И вот — старость ли, бренность ли так называемых минувших лет долят к земле — прикемарил я, сидя на берегу реки, и начал отдаляться от себя и от всего, что было вокруг. И совсем уж свалило бы меня сном и упал бы я с бревна, на котором сидел, но какой-то древний звук, извлеченный из древнего музыкального инструмента, не давал мне вовсе погрузиться в сон. «Что за звук? Откуда?» — угадывал я последним отблеском сознания и не мог отгадать. Звук раздражал меня. Мне хотелось отмахнуться от него и слушать тоже хотелось — звук погружал меня во что-то еще более глубокое, чем сон, такое знакомое, сердцу близкое, родное. Я силился достать памятью, постигнуть этот звук, я потянулся к нему и, шатнувшись, упал с бревна…
Какое-то время я ничего не видел и ничего понять не мог, меня слепило солнцем, отблесками быстрой воды.
Но вот я увидел, узнал, встрепенулся.
По ту сторону реки, впаяв деревяшку в прибрежный ил, стоял знакомый мне заречный инвалид и широко улыбался, открыв искуренные редкие зубы, улыбался моей озадаченности, моему недоумению. А рядом с ним мальчик в белых лаптях, в белых онучах, в рубашке с поясом — этакий юный Лель из русской складной сказки — играл на новеньком березовом рожке.
— Петрович, дуда! — кричал мне инвалид, показывая на мальчика. — Дуда! Я сам изладил! Петрович, проснись!..

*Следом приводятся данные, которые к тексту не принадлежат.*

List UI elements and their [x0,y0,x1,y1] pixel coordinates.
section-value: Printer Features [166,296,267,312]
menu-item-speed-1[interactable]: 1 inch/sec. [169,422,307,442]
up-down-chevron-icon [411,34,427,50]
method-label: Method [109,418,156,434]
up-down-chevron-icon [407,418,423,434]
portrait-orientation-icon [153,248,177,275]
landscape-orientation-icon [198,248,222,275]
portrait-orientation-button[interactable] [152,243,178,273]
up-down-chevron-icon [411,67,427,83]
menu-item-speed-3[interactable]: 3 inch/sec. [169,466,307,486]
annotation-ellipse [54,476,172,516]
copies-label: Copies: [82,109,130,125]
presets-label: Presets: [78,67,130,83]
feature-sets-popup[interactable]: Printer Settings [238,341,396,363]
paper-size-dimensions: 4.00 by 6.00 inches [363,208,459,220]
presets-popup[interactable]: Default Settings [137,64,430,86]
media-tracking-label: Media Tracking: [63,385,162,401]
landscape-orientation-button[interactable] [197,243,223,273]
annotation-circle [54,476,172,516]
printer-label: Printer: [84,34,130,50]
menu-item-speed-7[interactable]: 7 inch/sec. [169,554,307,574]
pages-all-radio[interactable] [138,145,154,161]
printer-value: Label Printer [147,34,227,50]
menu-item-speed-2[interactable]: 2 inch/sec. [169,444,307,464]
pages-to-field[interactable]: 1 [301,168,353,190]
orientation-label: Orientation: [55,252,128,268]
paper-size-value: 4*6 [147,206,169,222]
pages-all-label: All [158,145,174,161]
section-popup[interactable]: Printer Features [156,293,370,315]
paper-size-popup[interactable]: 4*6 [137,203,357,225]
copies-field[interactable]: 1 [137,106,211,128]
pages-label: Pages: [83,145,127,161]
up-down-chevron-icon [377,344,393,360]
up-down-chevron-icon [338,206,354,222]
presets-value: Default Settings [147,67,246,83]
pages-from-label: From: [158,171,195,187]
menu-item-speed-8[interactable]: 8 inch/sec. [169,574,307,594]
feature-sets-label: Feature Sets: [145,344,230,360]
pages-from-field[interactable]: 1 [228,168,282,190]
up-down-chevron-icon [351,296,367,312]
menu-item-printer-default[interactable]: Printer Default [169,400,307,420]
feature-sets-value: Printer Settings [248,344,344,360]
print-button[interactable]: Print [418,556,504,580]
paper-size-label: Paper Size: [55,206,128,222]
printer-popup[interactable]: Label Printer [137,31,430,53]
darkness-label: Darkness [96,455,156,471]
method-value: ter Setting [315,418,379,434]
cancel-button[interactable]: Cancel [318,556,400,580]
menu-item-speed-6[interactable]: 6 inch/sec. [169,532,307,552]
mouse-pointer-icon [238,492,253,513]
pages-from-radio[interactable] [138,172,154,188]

Но мне не хотелось просыпаться. Проснувшись, я увижу заросшее бурьяном и кустарником поле, по-за ним пустую деревушку, которую, резвясь, пожгли отдыхавшие здесь прошлым летом пионеры. Они до этого не видели, как горит человеческое жилье. Все видели: спутник, транзистор, телевизор, даже как человек по Луне ходит — видели, но живого пожара не видели, вот и подожгли пустую избу — из любопытства. Ветром подхватило пламя и смахнуло половину пустого села. Дети-пионеры — не знали, что крестьяне в ветер даже печей не топили, боясь пожара. Да что им, нашим многоразвитым деткам, чьи-то жилища — это все им чужое. Чужого не жалко.
Мужик-инвалид давно переселился на центральную усадьбу колхоза, но покоса старого не бросал и картошки садил возле старой избы, в своей старой родимой деревне.
Не один год, не один стог сена чернел среди покоса. «Обошелся. Прошлогодними сенами обошелся. А этот стог пушшай стоит. Дожжи пойдут, сена не поставишь — сгодится».
Картошки инвалид закапывает на зиму в сосновом бору, в песочную ямку. Как-то пришел весною и предлагает картошек — пропадают, мол. И я понял: не столь уж нужда, сколь тоска по родному углу тянет его сюда, в родное село.
А заделье крестьянин всегда найдет.
Вот дуду изладил, лапти сыну сплел, мать онучки из холста отбелила, рубашечку сшила — нарядили родители парня неразумного под старину, и он, в угоду им, играет на дуде, благо пионеры в джинсах да с транзисторами еще не приехали и стесняться некого.
Это, значит, инвалид с женою прибрались во дворе, пропололи огород, потяпали картошку, пробовали косить, но трава на покосе еще не «подошла» — вот легкой работой они и наслаждаются, отдыхают в родном углу.
Звучит дуда гнусаво, придавленно, даже и не звучит, а блеет в неумелых мальчишеских руках — но все ладнее, все чище звуки ее, и сквозь захлестнутые мокром ресницы я вижу на другом берегу реки как бы разделенную веками, знакомую мне до боли страну под названием «Русь» и слышу древнюю, все еще не угасшую в моем сердце песнь моей прекрасной и далекой Родины.